“Goods”
means those items described in Exhibit B. Goods may be deleted from or added to Exhibit
B and their specifications and design may be changed by Company at its sole discretion at any time
by mailing written notice of such changes to Distributor. Each change shall become effective
[NUMBER] days following the date notice thereof is sent to Distributor.
“Products”
means Goods, Accessories, and Spare Parts.
“Spare Parts means”
: (i) all parts and components of the Goods; (ii) any special devices used in
connection with the maintenance or servicing of the Goods. Company warrants that a complete list of
Spare Parts is set forth in Exhibit C. Spare parts may be deleted from or added to Exhibit C and their
specifications and design may be changed by Company at its sole discretion at any time by mailing
written notice of such changes to Distributor. Each change shall become effective [NUMBER] days
following the date notice thereof is sent to Distributor.
“Specifications”
means those specifications set forth in Exhibit D.
“Territory”
means the following geographic area or areas: [SPECIFY].
“Trademark”
means any trademark, logo, service mark or other commercial designation, whether or
not registered, used to represent or describe the Products of Company, as set forth in Exhibit E.
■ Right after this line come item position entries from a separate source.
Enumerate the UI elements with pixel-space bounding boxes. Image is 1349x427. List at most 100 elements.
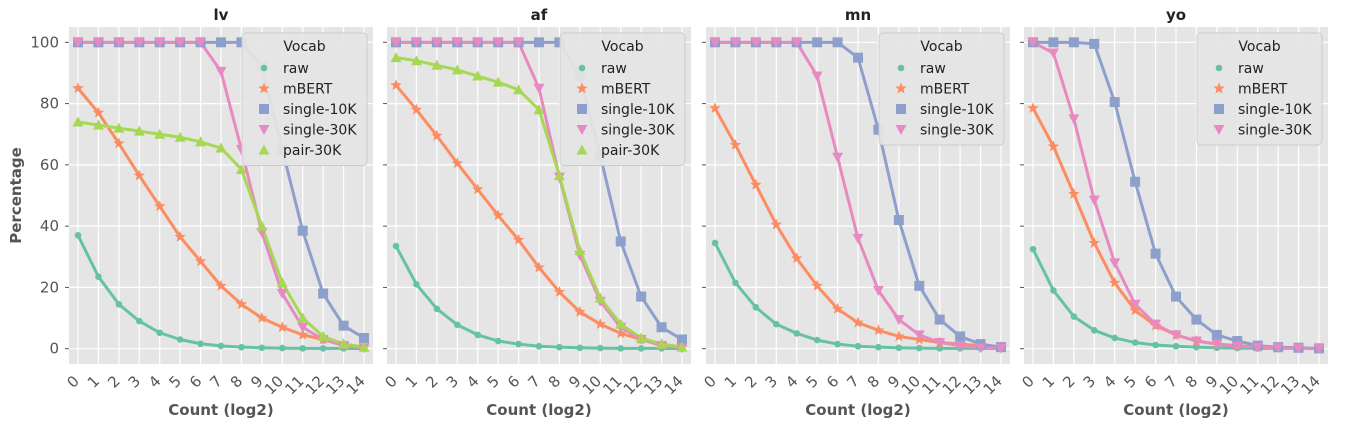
data-point-raw — [135, 317, 143, 325]
data-point-raw — [637, 345, 645, 352]
panel-title: mn — [845, 6, 871, 24]
x-tick-label: 1 — [84, 372, 103, 391]
data-point-mBERT — [1027, 102, 1039, 114]
data-point-pair-30K — [533, 104, 545, 115]
x-tick-label: 7 — [843, 372, 862, 391]
x-tick-label: 0 — [700, 372, 719, 391]
data-point-single-10K — [853, 52, 863, 63]
data-point-single-30K — [431, 37, 443, 48]
data-point-pair-30K — [215, 142, 227, 153]
data-point-pair-30K — [676, 341, 688, 352]
data-point-single-30K — [954, 341, 966, 352]
panel-title: lv — [214, 6, 229, 24]
x-tick-label: 14 — [661, 372, 687, 398]
legend-label: raw — [283, 61, 309, 77]
data-point-single-30K — [1068, 114, 1080, 125]
data-point-mBERT — [1088, 236, 1100, 248]
data-point-raw — [854, 342, 862, 350]
x-axis-label: Count (log2) — [486, 401, 591, 419]
data-point-raw — [1090, 327, 1098, 334]
legend-marker-single-30K — [258, 125, 270, 135]
legend-label: single-30K — [920, 123, 994, 139]
data-point-single-30K — [1272, 343, 1284, 354]
x-tick-label: 2 — [741, 372, 760, 391]
x-tick-label: 3 — [125, 372, 144, 391]
data-point-mBERT — [451, 157, 463, 169]
data-point-pair-30K — [92, 119, 104, 130]
x-tick-label: 6 — [1141, 372, 1160, 391]
data-point-mBERT — [872, 324, 885, 336]
x-tick-label: 2 — [422, 372, 441, 391]
data-point-single-30K — [811, 71, 823, 82]
data-point-raw — [217, 342, 225, 350]
data-point-single-10K — [955, 331, 966, 342]
x-tick-label: 2 — [1059, 372, 1078, 391]
data-point-single-30K — [1313, 344, 1325, 355]
data-point-pair-30K — [256, 220, 268, 231]
data-point-mBERT — [750, 178, 762, 190]
data-point-mBERT — [72, 82, 84, 94]
legend-marker-raw — [1215, 64, 1223, 72]
data-point-single-10K — [934, 314, 945, 325]
data-point-mBERT — [553, 286, 566, 297]
data-point-pair-30K — [195, 136, 207, 147]
data-point-single-10K — [1048, 37, 1059, 48]
data-point-mBERT — [410, 103, 423, 115]
data-point-raw — [319, 345, 327, 352]
legend-label: raw — [920, 61, 946, 77]
x-tick-label: 4 — [782, 372, 801, 391]
x-tick-label: 6 — [186, 372, 205, 391]
data-point-raw — [936, 345, 944, 352]
legend-marker-mBERT — [258, 82, 270, 94]
legend: Vocab raw mBERT single-10K single-30K pair-30… — [559, 32, 686, 166]
legend-marker-pair-30K — [576, 144, 588, 155]
data-point-single-10K — [893, 215, 904, 226]
data-point-pair-30K — [656, 338, 668, 349]
data-point-single-10K — [1068, 37, 1079, 48]
data-point-single-30K — [770, 37, 782, 48]
data-point-single-30K — [975, 343, 987, 354]
data-point-single-10K — [832, 37, 843, 48]
x-tick-label: 1 — [1039, 372, 1058, 391]
data-point-mBERT — [1129, 304, 1141, 316]
data-point-single-30K — [893, 315, 905, 326]
data-point-raw — [576, 344, 584, 352]
x-tick-label: 3 — [1080, 372, 1099, 391]
data-point-single-30K — [1252, 342, 1264, 353]
x-tick-label: 1 — [721, 372, 740, 391]
data-point-single-30K — [1109, 258, 1121, 269]
data-point-single-30K — [791, 37, 803, 48]
data-point-single-30K — [1190, 336, 1202, 347]
data-point-mBERT — [791, 252, 803, 264]
data-point-raw — [474, 331, 482, 339]
data-point-mBERT — [92, 106, 105, 118]
legend: Vocab raw mBERT single-10K single-30K — [878, 32, 1005, 146]
data-point-single-10K — [554, 37, 565, 48]
legend-label: mBERT — [920, 82, 970, 98]
data-point-single-10K — [1150, 248, 1161, 259]
data-point-mBERT — [390, 79, 402, 91]
data-point-single-10K — [1211, 329, 1222, 340]
y-tick-label: 100 — [30, 33, 59, 51]
data-point-raw — [197, 340, 204, 348]
y-tick-label: 80 — [40, 95, 59, 113]
x-tick-label: 4 — [145, 372, 164, 391]
data-point-single-30K — [852, 233, 864, 244]
data-point-mBERT — [893, 330, 905, 342]
data-point-mBERT — [811, 279, 823, 291]
legend-label: raw — [601, 61, 627, 77]
legend-label: mBERT — [1238, 82, 1288, 98]
data-point-single-30K — [492, 37, 504, 48]
data-point-mBERT — [235, 298, 248, 310]
data-point-raw — [772, 320, 780, 328]
data-point-single-30K — [297, 322, 309, 333]
data-point-raw — [752, 304, 760, 311]
x-tick-label: 14 — [1298, 372, 1324, 398]
legend-marker-raw — [578, 64, 586, 72]
data-point-pair-30K — [451, 64, 463, 75]
x-tick-label: 7 — [524, 372, 543, 391]
data-point-single-30K — [1211, 339, 1223, 350]
data-point-raw — [1131, 339, 1139, 346]
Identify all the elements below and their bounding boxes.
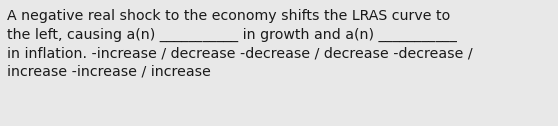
Text: A negative real shock to the economy shifts the LRAS curve to
the left, causing : A negative real shock to the economy shi… [7, 9, 472, 79]
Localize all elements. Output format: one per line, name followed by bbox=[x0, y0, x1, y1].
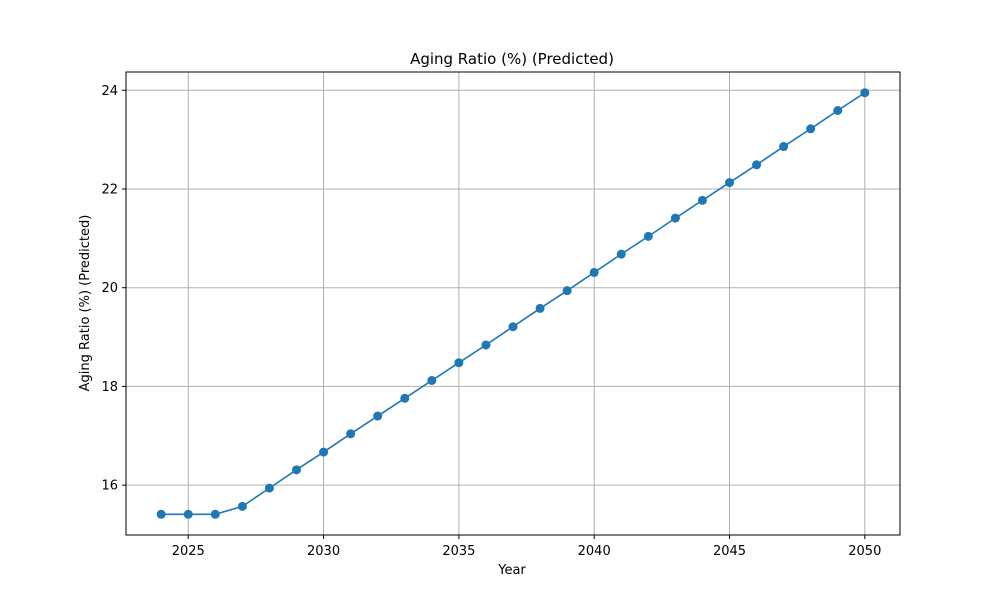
x-axis-label: Year bbox=[497, 563, 526, 578]
data-point bbox=[319, 447, 329, 457]
data-point bbox=[806, 124, 816, 134]
x-tick-label: 2040 bbox=[578, 544, 611, 559]
data-point bbox=[346, 429, 356, 439]
x-tick-label: 2045 bbox=[713, 544, 746, 559]
x-tick-label: 2035 bbox=[442, 544, 475, 559]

2. APPOINTMENT OF DISTRIBUTOR
Company hereby appoints Distributor as Company's nonexclusive distributor of Products in the Territory,
and Distributor accepts that position. It is understood that Company cannot lawfully prevent its distributors
located elsewhere from supplying Products for sale or use within the Territory and that it has no obligation
to do so.
Distributor shall not solicit sales of Product or promote the sale of Products outside the Territory.
Distributor shall not establish an office or warehouse outside the Territory for the sale of Products.
3. REFERRALS
If Company or any Affiliate is contacted by any party inquiring about the purchase of Products in the
Territory (other than Distributor or a party designated by Distributor), Company shall, or shall cause that
Affiliate to, refer such party to Distributor for handling.
4. RELATIONSHIP OF PARTIES
a. Distributor is an independent contractor and is not the legal representative or agent of
Company for any purpose and shall have no right or authority (except as expressly provided in
this Agreement) to incur, assume or create in writing or otherwise, any warranty over any of
Company's employees, all of whom are entirely under the control of Company, who shall be
responsible for their acts and omissions.
b. Distributor shall, at its own expense, during the term of this Agreement and any extension
thereof, maintain full insurance under any Workmen's Compensation Laws effective in the
state or other applicable jurisdiction covering all persons employed by and working for it in
connection with the performance of this Agreement, and upon request shall furnish Company
with satisfactory evidence of the maintenance of such insurance.
c. Distributor accepts exclusive liability for all contributions and payroll taxes required under
[LAWS] or other payments under any laws of similar character in any applicable jurisdiction as
to all persons employed by and working for it.